Easily the best book of Franzen’s that I’ve read. As Becca Rothfeld points out, he has ditched the “systems novel” structure of his previous books and has instead laser-focused on what he does best: chronicling the disintegration of Midwestern families, reaching something universal through very particular lives. It’s not as if the “systems” are completely gone either: Russ’s concern for social justice, his service ministry to an Black church in inner-city Chicago and his longstanding relationship with the Navajos in Arizona, has Franzen venturing deftly into racial politics. But they are definitively backgrounded in the saga of the Hildebrandts.

This shift in focus results in a book shorn of satire, with a love for its characters that in previous books would have been occupied instead by smirking disdain. Franzen does not shirk away from describing how screwed up these people are---how pathetic Russ is in the throes of his libido, the depths of Perry’s addiction (crescendoed by a harrowing setpiece in the Navajo reservation), Marion’s curdled self-hatred (and subsequent escape from it, chain-smoking and all), Becky’s newfound religiosity covering her fundamental selfishness and self-righteousness, Clem’s hatred of his father’s weakness resulting in a vagabond existence. But the book is so animated by its characters’ obsessions and struggles with being good that it is hard not to fall for them and their very ordinary humanness. With that, Crossroads is a great success and an enormous pleasure to read.
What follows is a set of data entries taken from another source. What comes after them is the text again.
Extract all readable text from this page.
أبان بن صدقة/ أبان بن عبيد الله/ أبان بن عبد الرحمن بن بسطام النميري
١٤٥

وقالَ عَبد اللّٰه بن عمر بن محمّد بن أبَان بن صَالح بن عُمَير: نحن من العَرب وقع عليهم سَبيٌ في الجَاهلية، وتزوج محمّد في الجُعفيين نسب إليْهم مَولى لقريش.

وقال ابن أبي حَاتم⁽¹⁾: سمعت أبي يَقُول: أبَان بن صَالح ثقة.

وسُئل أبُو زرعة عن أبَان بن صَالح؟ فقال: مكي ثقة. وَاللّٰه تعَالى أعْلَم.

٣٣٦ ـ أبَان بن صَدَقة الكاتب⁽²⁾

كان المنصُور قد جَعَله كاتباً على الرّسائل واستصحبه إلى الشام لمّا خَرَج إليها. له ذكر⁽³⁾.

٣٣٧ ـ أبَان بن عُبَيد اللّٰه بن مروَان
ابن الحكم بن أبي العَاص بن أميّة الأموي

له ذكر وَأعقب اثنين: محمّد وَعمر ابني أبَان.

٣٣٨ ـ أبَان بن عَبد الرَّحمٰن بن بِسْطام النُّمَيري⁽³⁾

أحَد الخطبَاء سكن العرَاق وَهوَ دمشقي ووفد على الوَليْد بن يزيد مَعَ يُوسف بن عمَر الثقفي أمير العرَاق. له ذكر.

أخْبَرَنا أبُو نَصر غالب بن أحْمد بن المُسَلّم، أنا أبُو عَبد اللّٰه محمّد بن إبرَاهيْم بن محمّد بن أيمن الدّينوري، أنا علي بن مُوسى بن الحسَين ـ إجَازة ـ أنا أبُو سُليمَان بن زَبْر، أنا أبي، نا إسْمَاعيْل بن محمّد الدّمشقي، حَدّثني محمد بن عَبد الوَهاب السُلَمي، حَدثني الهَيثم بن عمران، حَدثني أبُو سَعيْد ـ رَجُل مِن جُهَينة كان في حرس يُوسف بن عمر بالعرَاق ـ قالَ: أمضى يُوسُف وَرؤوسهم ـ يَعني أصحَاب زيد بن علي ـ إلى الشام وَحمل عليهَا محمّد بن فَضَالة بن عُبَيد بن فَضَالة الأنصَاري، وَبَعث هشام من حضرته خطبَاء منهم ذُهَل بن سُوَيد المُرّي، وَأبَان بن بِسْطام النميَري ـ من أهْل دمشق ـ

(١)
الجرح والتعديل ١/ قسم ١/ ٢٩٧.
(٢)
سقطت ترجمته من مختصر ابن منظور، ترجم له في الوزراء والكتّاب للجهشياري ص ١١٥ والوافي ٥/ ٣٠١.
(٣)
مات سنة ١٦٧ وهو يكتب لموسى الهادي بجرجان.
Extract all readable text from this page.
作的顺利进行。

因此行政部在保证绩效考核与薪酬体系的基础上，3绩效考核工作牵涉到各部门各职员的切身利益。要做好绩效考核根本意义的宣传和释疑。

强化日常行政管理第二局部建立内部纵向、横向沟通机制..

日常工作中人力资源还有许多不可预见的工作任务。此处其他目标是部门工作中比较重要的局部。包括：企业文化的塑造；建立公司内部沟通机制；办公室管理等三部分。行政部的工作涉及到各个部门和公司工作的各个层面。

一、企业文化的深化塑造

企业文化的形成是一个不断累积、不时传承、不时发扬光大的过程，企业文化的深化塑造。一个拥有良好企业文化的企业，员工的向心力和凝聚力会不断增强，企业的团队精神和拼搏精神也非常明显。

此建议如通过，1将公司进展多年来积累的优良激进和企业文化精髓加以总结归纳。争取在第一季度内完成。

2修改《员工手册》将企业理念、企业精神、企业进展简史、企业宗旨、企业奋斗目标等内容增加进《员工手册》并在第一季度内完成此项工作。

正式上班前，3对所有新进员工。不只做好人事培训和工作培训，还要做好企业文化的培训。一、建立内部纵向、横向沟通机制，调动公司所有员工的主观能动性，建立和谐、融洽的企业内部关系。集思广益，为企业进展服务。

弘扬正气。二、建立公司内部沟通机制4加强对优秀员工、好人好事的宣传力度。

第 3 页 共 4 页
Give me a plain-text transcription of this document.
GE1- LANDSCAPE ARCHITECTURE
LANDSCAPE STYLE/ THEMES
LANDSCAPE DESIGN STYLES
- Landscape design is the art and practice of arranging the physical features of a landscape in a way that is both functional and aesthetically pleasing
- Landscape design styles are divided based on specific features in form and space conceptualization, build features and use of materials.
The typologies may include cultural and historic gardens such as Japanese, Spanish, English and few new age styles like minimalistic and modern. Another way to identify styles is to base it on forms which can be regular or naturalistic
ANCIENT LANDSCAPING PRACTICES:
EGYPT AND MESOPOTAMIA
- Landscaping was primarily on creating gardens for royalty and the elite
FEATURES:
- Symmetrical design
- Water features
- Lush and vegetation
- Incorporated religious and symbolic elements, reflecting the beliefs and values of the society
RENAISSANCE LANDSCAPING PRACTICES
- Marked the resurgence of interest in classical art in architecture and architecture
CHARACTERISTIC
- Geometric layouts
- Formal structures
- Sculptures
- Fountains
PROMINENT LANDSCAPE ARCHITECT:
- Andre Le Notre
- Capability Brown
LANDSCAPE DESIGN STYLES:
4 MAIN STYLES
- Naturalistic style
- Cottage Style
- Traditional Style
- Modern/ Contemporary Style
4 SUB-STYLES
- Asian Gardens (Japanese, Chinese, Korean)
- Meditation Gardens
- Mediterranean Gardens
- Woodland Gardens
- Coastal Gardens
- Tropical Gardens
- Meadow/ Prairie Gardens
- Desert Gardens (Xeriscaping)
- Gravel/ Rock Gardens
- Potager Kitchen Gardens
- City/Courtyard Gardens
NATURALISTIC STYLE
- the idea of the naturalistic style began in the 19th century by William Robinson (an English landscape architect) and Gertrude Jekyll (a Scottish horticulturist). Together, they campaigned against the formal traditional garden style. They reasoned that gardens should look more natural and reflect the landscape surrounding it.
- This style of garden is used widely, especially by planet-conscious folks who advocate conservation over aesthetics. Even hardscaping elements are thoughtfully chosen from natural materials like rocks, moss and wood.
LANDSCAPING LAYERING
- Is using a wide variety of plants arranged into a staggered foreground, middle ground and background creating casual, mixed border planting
Maggie Doherty puts forth the idea that Franzen gives a a partial solution to the central question in the book: to be good requires connection with the physical and a retreat from the obsession with the question itself. This she thinks is evidenced by Russ’s experience with the Navajos and Clem’s experience with the Peruvians, both of whom are too taxed with the daily physical struggles of life to ask themselves if they are being good; as well as Russ and Marion’s reconciliation by having sex. Doherty thinks this is a cop-out; I don’t think Franzen meant it to be a “solution” at all. Can’t it simply be another way that these characters cope? It’s not as if Russ or Clem really experienced a sort of spiritual awakening being strangers in strange lands---if anything Russ experienced a sexual awakening in the reservation, while Clem returns to New Prospect shorn of his moral absolutism but still in thrall with incestuous feeling for Becky. And Russ and Marion’s reconciliation through sex is really about Marion overcoming her self-hatred more than anything. I think Doherty is doing Franzen a disservice to say that he is posing any kind of solution: as she notes, he takes as his task as a writer to depict “mystery through manners,” in Flannery O’Connor’s rendition. Mystery by its nature precludes any sort of pat solution.